If all of the above does not match your experience, I can tell you that I spend my days in activities that are not all weeping and wondering. Well, yes, there is a lot of wondering but much of it in the abstract for there are no answers, or none that can be accessed, and that leaves the hands and part of the mind free for light-hearted pursuits.
Nearly 45 years ago I had a friend who saved my life. She referred to human existence as, "this vale of tears." When she first said it, I thought veil, as in something worn for the purpose of hiding. It made sense. By either spelling or definition, it was a sentiment I shared. Perhaps I did have some of those winkers once upon a time and when I wore them, all I saw were the dents and the damage. They were all I felt.
Light, however, as wave, particle, or a measure of weight and speed, finds its way through that which seems impossibly dense. In her post of May 15, Beth Coyote, under "Squirrel Adventures," tells of such persistence. And so, despite hammered barriers and exhausting vigilance, our true natures find us. It was after I began designing rubber stamps, images referred to as whimsical, that I realized cunning optimism had built a nest in my attic.

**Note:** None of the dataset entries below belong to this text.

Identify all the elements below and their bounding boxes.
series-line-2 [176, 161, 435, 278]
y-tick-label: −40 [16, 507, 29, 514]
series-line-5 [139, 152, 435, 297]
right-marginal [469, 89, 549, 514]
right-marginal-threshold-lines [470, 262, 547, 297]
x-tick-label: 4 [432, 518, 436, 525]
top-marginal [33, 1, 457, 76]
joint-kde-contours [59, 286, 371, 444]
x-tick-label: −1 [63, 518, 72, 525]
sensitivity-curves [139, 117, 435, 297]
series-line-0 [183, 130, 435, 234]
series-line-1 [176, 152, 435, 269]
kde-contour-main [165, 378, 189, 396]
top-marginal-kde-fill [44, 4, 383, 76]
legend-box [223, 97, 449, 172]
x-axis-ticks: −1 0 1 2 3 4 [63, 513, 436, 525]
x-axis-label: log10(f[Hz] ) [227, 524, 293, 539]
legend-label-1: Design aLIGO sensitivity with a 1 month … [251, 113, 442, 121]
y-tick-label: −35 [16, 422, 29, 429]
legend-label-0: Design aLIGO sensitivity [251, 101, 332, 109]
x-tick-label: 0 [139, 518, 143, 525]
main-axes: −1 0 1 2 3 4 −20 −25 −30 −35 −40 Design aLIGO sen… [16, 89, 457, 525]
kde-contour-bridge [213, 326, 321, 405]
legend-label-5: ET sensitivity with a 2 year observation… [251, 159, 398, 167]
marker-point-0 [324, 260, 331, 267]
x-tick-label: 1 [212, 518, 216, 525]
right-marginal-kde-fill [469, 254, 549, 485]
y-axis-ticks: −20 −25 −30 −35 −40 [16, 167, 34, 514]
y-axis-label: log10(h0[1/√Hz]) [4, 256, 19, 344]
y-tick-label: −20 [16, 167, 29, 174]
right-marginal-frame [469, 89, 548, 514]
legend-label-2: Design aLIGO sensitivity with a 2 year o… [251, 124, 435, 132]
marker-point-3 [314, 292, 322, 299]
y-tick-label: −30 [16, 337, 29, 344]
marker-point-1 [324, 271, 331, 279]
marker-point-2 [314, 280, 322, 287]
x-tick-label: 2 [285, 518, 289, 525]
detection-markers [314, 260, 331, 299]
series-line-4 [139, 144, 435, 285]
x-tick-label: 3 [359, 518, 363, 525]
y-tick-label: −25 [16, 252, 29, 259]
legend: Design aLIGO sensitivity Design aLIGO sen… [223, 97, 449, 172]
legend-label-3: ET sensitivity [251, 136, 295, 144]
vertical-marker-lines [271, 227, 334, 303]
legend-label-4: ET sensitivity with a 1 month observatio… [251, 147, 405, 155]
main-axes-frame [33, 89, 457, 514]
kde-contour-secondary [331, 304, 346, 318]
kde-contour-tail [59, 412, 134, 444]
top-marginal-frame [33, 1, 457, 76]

Life, as it appears to wish to be lived through me, is a relentless stalker. It pries me out of hollows on the undersides of beach rocks. It pulls the closet light cord to reveal me crouched behind outdated computers. It wants me to play and cannot BE discouraged. How am I to make sense of that? So many years, more than half believing simply being here was a mistake, replaced by occasions of untainted happiness.
Since the third grade, my favorite reading has been mysteries. In fiction, unlike what we think of as reality, there were solutions. Seventeen years ago, one of my early stamps said, "It's all a mystery." This is one of the days when I see that as the best possible answer.